Reactions of Rhenacyclobutadiene Complexes with Allenes

The reactivity of low-valent metallacyclobutadienes toward allenes was studied. Rhenacyclobutadienes of the type Re­{−C­(Ar)C­(CO2Et)­C­(OR)}­(CO)4 are unreactive toward allenes such as PhCHCCH2, MeOCHCCH2, and pyrrolyl-CHCCH2 but reacted with the electron-rich aminoallenes R2NCHCCH2. The products of the reactions are dependent on or can be controlled by the steric properties of the OR groups of the metallacyclobutadienes as well as the substituents of the aminoallenes.
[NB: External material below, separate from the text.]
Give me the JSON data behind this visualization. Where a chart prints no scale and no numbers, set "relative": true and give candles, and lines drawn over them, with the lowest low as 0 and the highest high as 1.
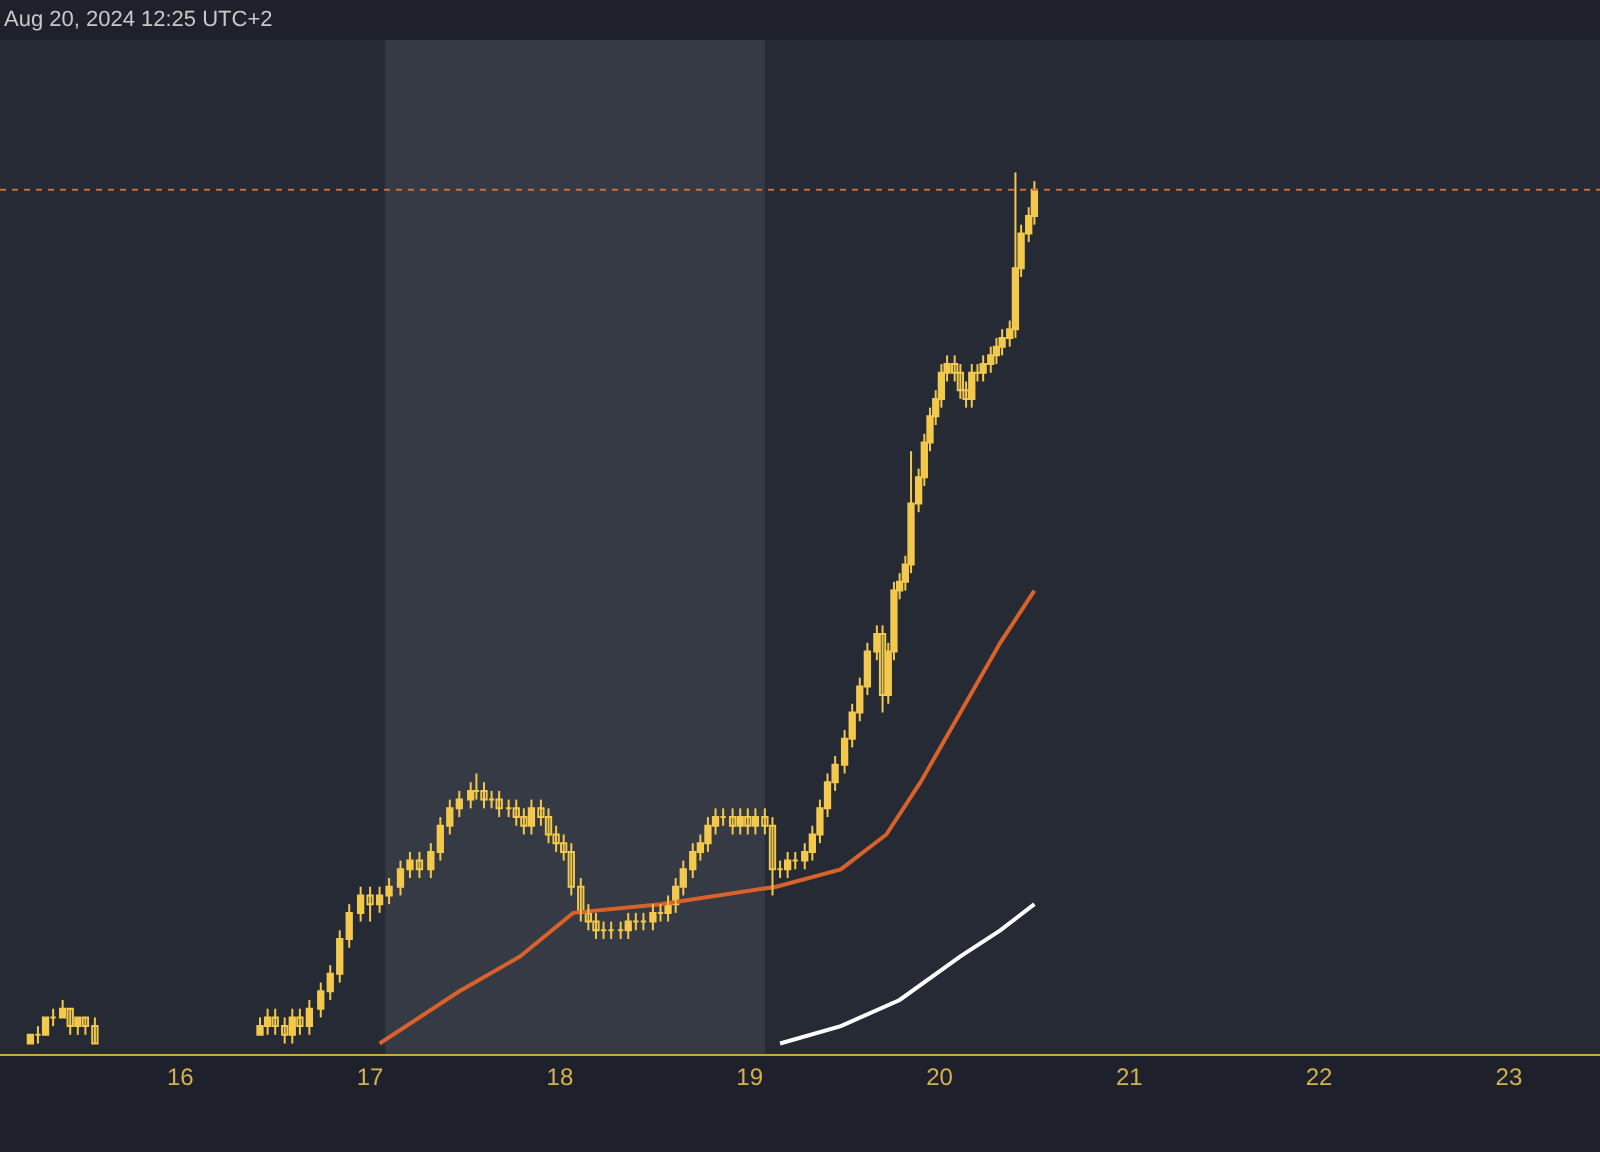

The complex Re­{−C­(Ph)C­(CO2Et)­C­(OEt)}­(CO)4 reacted with Me2NCHCCH2 to give a mixture of methylenecyclopentene and 1,3-dimethylenecyclopentane, derived from mono-insertion of allene into the Re–C­(OEt) bond and bis-insertion of the allene into the Re–C­(Ph) bond, respectively. The complexes Re­{−C­(Ph)C­(CO2Et)­C­(OR)}­(CO)4 (R = iPr, tBu) containing a bulky alkoxy group reacted with Me2NCHCCH2 to selectively give 1,3-dimethylenecyclopentane derivatives. The complex Re­{−C­(Ar)C­(CO2Et)­C­(OR)}­(CO)4 (Ar = Ph, naphthyl) reacted with the sterically more demanding aminoallene Et2NCHCCH2 to selectively give methylenecyclopentene derivatives. The origin of the product selectivity has been investigated computationally.